STAT 253 is a survey course of statistical machine learning techniques and concepts. It’s important to continuously reflect on these and how they fit together. Though you won’t hand anything in, or work on this in class today, you’re strongly encouraged to complete this activity. This material is designed to help you reflect upon:

ML concepts
- enduring, big picture concepts
- technical concepts
- tidymodels code
Your progress toward…
- engagement
- collaboration
- preparation (checkpoints)
- exploration (homework)

Find and make a copy of the following 2 resources.

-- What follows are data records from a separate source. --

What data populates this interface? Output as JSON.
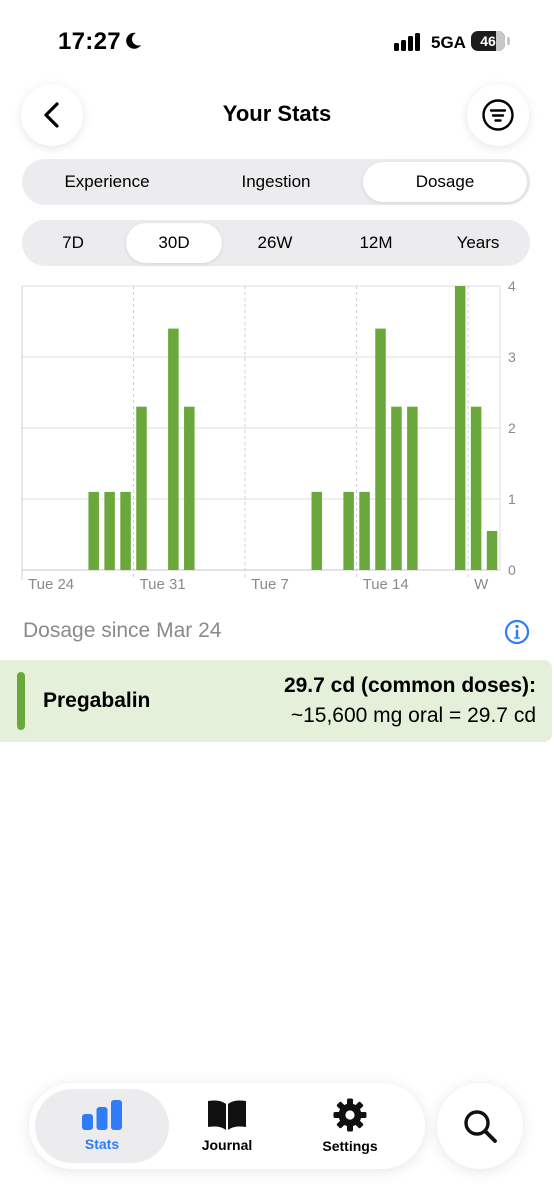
{
  "status_bar": {
    "time": "17:27",
    "network": "5GA",
    "battery": "46"
  },
  "header": {
    "title": "Your Stats"
  },
  "tabs_primary": [
    {
      "label": "Experience",
      "active": false
    },
    {
      "label": "Ingestion",
      "active": false
    },
    {
      "label": "Dosage",
      "active": true
    }
  ],
  "tabs_range": [
    {
      "label": "7D",
      "active": false
    },
    {
      "label": "30D",
      "active": true
    },
    {
      "label": "26W",
      "active": false
    },
    {
      "label": "12M",
      "active": false
    },
    {
      "label": "Years",
      "active": false
    }
  ],
  "chart_data": {
    "type": "bar",
    "x_tick_labels": [
      "Tue 24",
      "Tue 31",
      "Tue 7",
      "Tue 14",
      "W"
    ],
    "y_ticks": [
      0,
      1,
      2,
      3,
      4
    ],
    "ylim": [
      0,
      4
    ],
    "grid": true,
    "color": "#6aa83c",
    "series": [
      {
        "day_index": [
          4,
          5,
          6,
          7,
          9,
          10,
          18,
          20,
          21,
          22,
          23,
          24,
          27,
          28,
          29
        ],
        "values": [
          1.1,
          1.1,
          1.1,
          2.3,
          3.4,
          2.3,
          1.1,
          1.1,
          1.1,
          3.4,
          2.3,
          2.3,
          4.0,
          2.3,
          0.55
        ]
      }
    ]
  },
  "summary": {
    "since_label": "Dosage since Mar 24",
    "items": [
      {
        "name": "Pregabalin",
        "line1": "29.7 cd (common doses):",
        "line2": "~15,600 mg oral = 29.7 cd",
        "color": "#6aa83c"
      }
    ]
  },
  "bottom_nav": [
    {
      "label": "Stats",
      "icon": "bar-chart-icon",
      "active": true
    },
    {
      "label": "Journal",
      "icon": "book-icon",
      "active": false
    },
    {
      "label": "Settings",
      "icon": "gear-icon",
      "active": false
    }
  ],
  "colors": {
    "accent": "#2f7cf6",
    "bar": "#6aa83c",
    "row_bg": "#e4f0da"
  }
}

You’ll be given some relevant prompts below, but you should use these materials in whatever way suits you! Take notes, add more content, rearrange, etc.

STAT 253 concept maps

Mark up slides 1–4 of the concept map with respect to the prompts below. Much of this overlaps with Homework 4.

Enduring, big picture concepts

IMPORTANT to your learning: Respond in your own words.

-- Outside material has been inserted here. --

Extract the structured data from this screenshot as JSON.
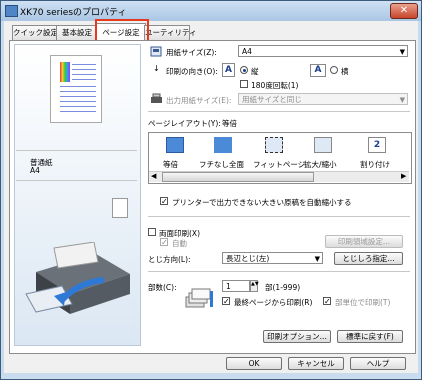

When do we perform a supervised vs unsupervised learning algorithm?
Within supervised learning, when do we use a regression vs a classification algorithm?
What is the importance of “model evaluation” and what questions does it address?
What is “overfitting” and why is it bad?
What is “cross-validation” and what problem is it trying to address?
What is the “bias-variance tradeoff”?

Technical concepts

On page 2, identify some general themes for each model algorithm listed in the lefthand table:

What’s the goal?
Is the algorithm parametric or nonparametric?
Does the algorithm have any tuning parameters? What are they, how do we tune them, and how is this a goldilocks problem?
What are the key pros & cons of the algorithm?

For each algorithm, you should also reflect upon the important technical concepts listed in the syllabus:

Can you summarize the steps of this algorithm?
Is the algorithm parametric or nonparametric? (addressed above)
What is the bias-variance tradeoff when working with or tuning this algorithm?
Is it important to scale / pre-process our predictors before feeding them into this algorithm?
Is this algorithm “computationally expensive”?
Can you interpret the technical (RStudio) output for this algorithm? (eg: CV plots, etc)?

Model evaluation

On page 2, do the following for each model evaluation question in the righthand table:

Identify what to check or measure in order to address the question, and how to interpret it.
Explain the steps of the CV algorithm.

Algorithm comparisons

Use page 3 to make other observations about the Unit 1-3 modeling algorithms and their connections.
Use page 4 to address and compare the interpretability & flexibility of the Subset Selection (e.g. backward stepwise), LASSO, Least Squares, and GAM algorithms. Where would you place KNN on this graphic?

STAT 253 code

Check out and reflect upon some tidymodels code comparisons here. Copy, use, tweak, and add to this in whatever way suits you!

Learning Reflections

By the end of the week, take 10-20 minutes to write in your individual Reflection Google Doc (shared with you and your Professor). In this reflection, consider your preparation for each class, your engagement in the course in and out of class, your actions towards collaboration, and your exploration of the material through the homeworks with the ultimate goal of meeting my learning goals for you and your own learning goals.